In una mossa che non scioccherà assolutamente nessuno che abbia mai guardato le statistiche sul venture capital, Capital F - una delle poche società di VC guidate interamente da donne - ha annunciato mercoledì di aver chiuso il suo fondo di debutto a 17 milioni di dollari. La società sostiene aziende nell'economia femminile, che è un modo elegante per dire mercati in cui le donne guidano la domanda. Questo si divide in tre categorie, secondo la co-fondatrice Margaret Coblentz: salute delle donne, commercio digitale e strumenti di intelligenza artificiale. L'angolo dell'IA è apparentemente cruciale perché, come ha sottolineato la co-fondatrice Dawn Dobras, 'le donne sono sproporzionatamente vittime di violazioni di fiducia e sicurezza.' Perché ovviamente lo sono.

Coblentz e Dobras gestiscono aziende insieme da 30 anni. Dobras è stata CEO di Credo Beauty, rivenditore di bellezza pulita, ha trascorso un decennio a Gap, poi è passata al rivenditore di abbigliamento Charlotte Russe. Anche Coblentz ha lavorato a Charlotte Russe prima di lanciare il suo marchio di maglieria di lusso, che alla fine è uscito. Dopo anni ai vertici esecutivi, si sono rese conto che 'non c'erano molte donne lì.' Si sente un gasp collettivo.

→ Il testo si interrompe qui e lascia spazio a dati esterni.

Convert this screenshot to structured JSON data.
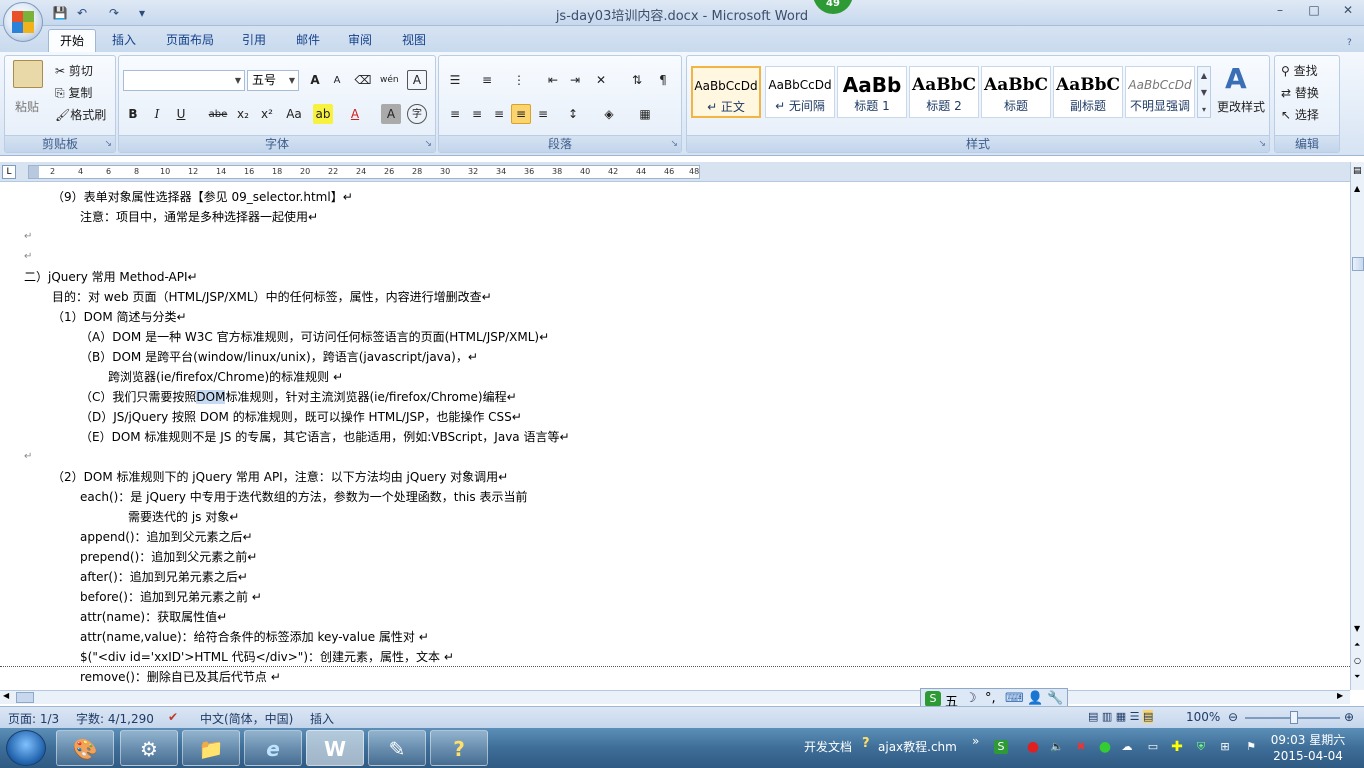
{
  "window": {
    "title": "js-day03培训内容.docx - Microsoft Word",
    "badge": "49",
    "controls": [
      "–",
      "□",
      "✕"
    ]
  },
  "quick_access": {
    "save": "💾",
    "undo": "↶",
    "redo": "↷",
    "customize": "▾"
  },
  "tabs": [
    "开始",
    "插入",
    "页面布局",
    "引用",
    "邮件",
    "审阅",
    "视图"
  ],
  "ribbon": {
    "clipboard": {
      "label": "剪贴板",
      "paste": "粘贴",
      "cut": "剪切",
      "copy": "复制",
      "format_painter": "格式刷"
    },
    "font": {
      "label": "字体",
      "font_name": "",
      "font_size": "五号",
      "bold": "B",
      "italic": "I",
      "underline": "U",
      "strike": "abe",
      "subscript": "x₂",
      "superscript": "x²",
      "change_case": "Aa",
      "grow": "A",
      "shrink": "A",
      "pinyin": "wén",
      "char_border": "A",
      "char_shading": "A",
      "enclose": "字"
    },
    "paragraph": {
      "label": "段落"
    },
    "styles": {
      "label": "样式",
      "items": [
        {
          "sample": "AaBbCcDd",
          "name": "↵ 正文",
          "selected": true
        },
        {
          "sample": "AaBbCcDd",
          "name": "↵ 无间隔"
        },
        {
          "sample": "AaBb",
          "name": "标题 1"
        },
        {
          "sample": "AaBbC",
          "name": "标题 2"
        },
        {
          "sample": "AaBbC",
          "name": "标题"
        },
        {
          "sample": "AaBbC",
          "name": "副标题"
        },
        {
          "sample": "AaBbCcDd",
          "name": "不明显强调"
        }
      ],
      "change_styles": "更改样式"
    },
    "editing": {
      "label": "编辑",
      "find": "查找",
      "replace": "替换",
      "select": "选择"
    }
  },
  "ruler": {
    "ticks": [
      "2",
      "4",
      "6",
      "8",
      "10",
      "12",
      "14",
      "16",
      "18",
      "20",
      "22",
      "24",
      "26",
      "28",
      "30",
      "32",
      "34",
      "36",
      "38",
      "40",
      "42",
      "44",
      "46",
      "48"
    ]
  },
  "document": {
    "lines": [
      "（9）表单对象属性选择器【参见 09_selector.html】↵",
      "注意：项目中，通常是多种选择器一起使用↵",
      "↵",
      "↵",
      "二）jQuery 常用 Method-API↵",
      "目的：对 web 页面（HTML/JSP/XML）中的任何标签，属性，内容进行增删改查↵",
      "（1）DOM 简述与分类↵",
      "（A）DOM 是一种 W3C 官方标准规则，可访问任何标签语言的页面(HTML/JSP/XML)↵",
      "（B）DOM 是跨平台(window/linux/unix)，跨语言(javascript/java)，↵",
      "跨浏览器(ie/firefox/Chrome)的标准规则 ↵",
      "（C）我们只需要按照",
      "DOM",
      "标准规则，针对主流浏览器(ie/firefox/Chrome)编程↵",
      "（D）JS/jQuery 按照 DOM 的标准规则，既可以操作 HTML/JSP，也能操作 CSS↵",
      "（E）DOM 标准规则不是 JS 的专属，其它语言，也能适用，例如:VBScript，Java 语言等↵",
      "↵",
      "（2）DOM 标准规则下的 jQuery 常用 API，注意：以下方法均由 jQuery 对象调用↵",
      "each()：是 jQuery 中专用于迭代数组的方法，参数为一个处理函数，this 表示当前",
      "需要迭代的 js 对象↵",
      "append()：追加到父元素之后↵",
      "prepend()：追加到父元素之前↵",
      "after()：追加到兄弟元素之后↵",
      "before()：追加到兄弟元素之前 ↵",
      "attr(name)：获取属性值↵",
      "attr(name,value)：给符合条件的标签添加 key-value 属性对 ↵",
      "$(\"<div id='xxID'>HTML 代码</div>\")：创建元素，属性，文本 ↵",
      "remove()：删除自已及其后代节点 ↵"
    ]
  },
  "ime": {
    "items": [
      "S",
      "五",
      "☽",
      "°,",
      "⌨",
      "👤",
      "🔧"
    ]
  },
  "status": {
    "page": "页面: 1/3",
    "words": "字数: 4/1,290",
    "language": "中文(简体，中国)",
    "mode": "插入",
    "zoom": "100%",
    "zoom_level_percent": 100
  },
  "taskbar": {
    "apps": [
      "🎨",
      "⚙",
      "📁",
      "e",
      "W",
      "✎",
      "?"
    ],
    "tray_text": "开发文档",
    "tray_app": "ajax教程.chm",
    "tray_expand": "»",
    "clock_time": "09:03 星期六",
    "clock_date": "2015-04-04"
  }
}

Coblentz ha ammesso che 15 anni fa non avrebbe previsto di entrare nel venture capital. Ma dopo le loro carriere aziendali, hanno iniziato a fare angel investing, sapendo che 'chi scrive l'assegno e chi possiede l'azienda conta parecchio.' Hanno lavorato insieme per la prima volta a Charlotte Russe quasi 17 anni fa e hanno pensato, perché non riprovarci? Il risultato è stato Capital F, chiamato così per le loro parole preferite con la F: 'futuro, fondo, fantastico e, sai, riempi lo spazio vuoto.'

Per raccogliere il fondo, hanno organizzato eventi salon in tutto il paese per i 'curiosi di VC', e ha funzionato: quasi l'80% dei LP del fondo sono donne, tra cui Jenny Ming (CEO di Rothys ed ex capo di Old Navy), Marta Benson (ex CEO di Pottery Barn) e Linnesa Roberts (di Gingerbread Capital). Dobras ha notato: 'Ci siamo rese conto che molte volte le donne non sono invitate nelle stanze per investire nei fondi.' Scioccante, davvero.

Capital F non supporta un fondatore finché non ha parlato con almeno due dei loro LP. Dobras ha detto che quelle relazioni spesso si evolvono in ruoli di consulenza, seggi nel consiglio, investimenti aggiuntivi e, soprattutto, 'un sacco di presentazioni di vendita.' Il viaggio di raccolta fondi ha avuto alti e bassi - erano pur sempre nuovi gestori di fondi. Ma Dobras ha detto: 'Davvero, le persone che ci hanno sostenuto e scritto quegli assegni sono uscite da quei salon.' Stanno persino pensando di scrivere un libro a riguardo.

La società ha già emesso assegni a 13 aziende, scrivendo tra $250.000 e $1 milione ciascuna. Le aziende in portafoglio includono la startup di telemedicina Hey Jane, la piattaforma di monitoraggio del ciclo Stardust e Big Sur AI, che Google ha acquisito l'anno scorso. Quell'uscita è stata una bella vittoria iniziale: 'È stata una lettera divertente da scrivere ai LP perché non avevamo ancora chiuso il fondo e avevamo già avuto un'uscita,' ha detto Dobras. Prevedono di completare l'implementazione del fondo entro la fine del 2027.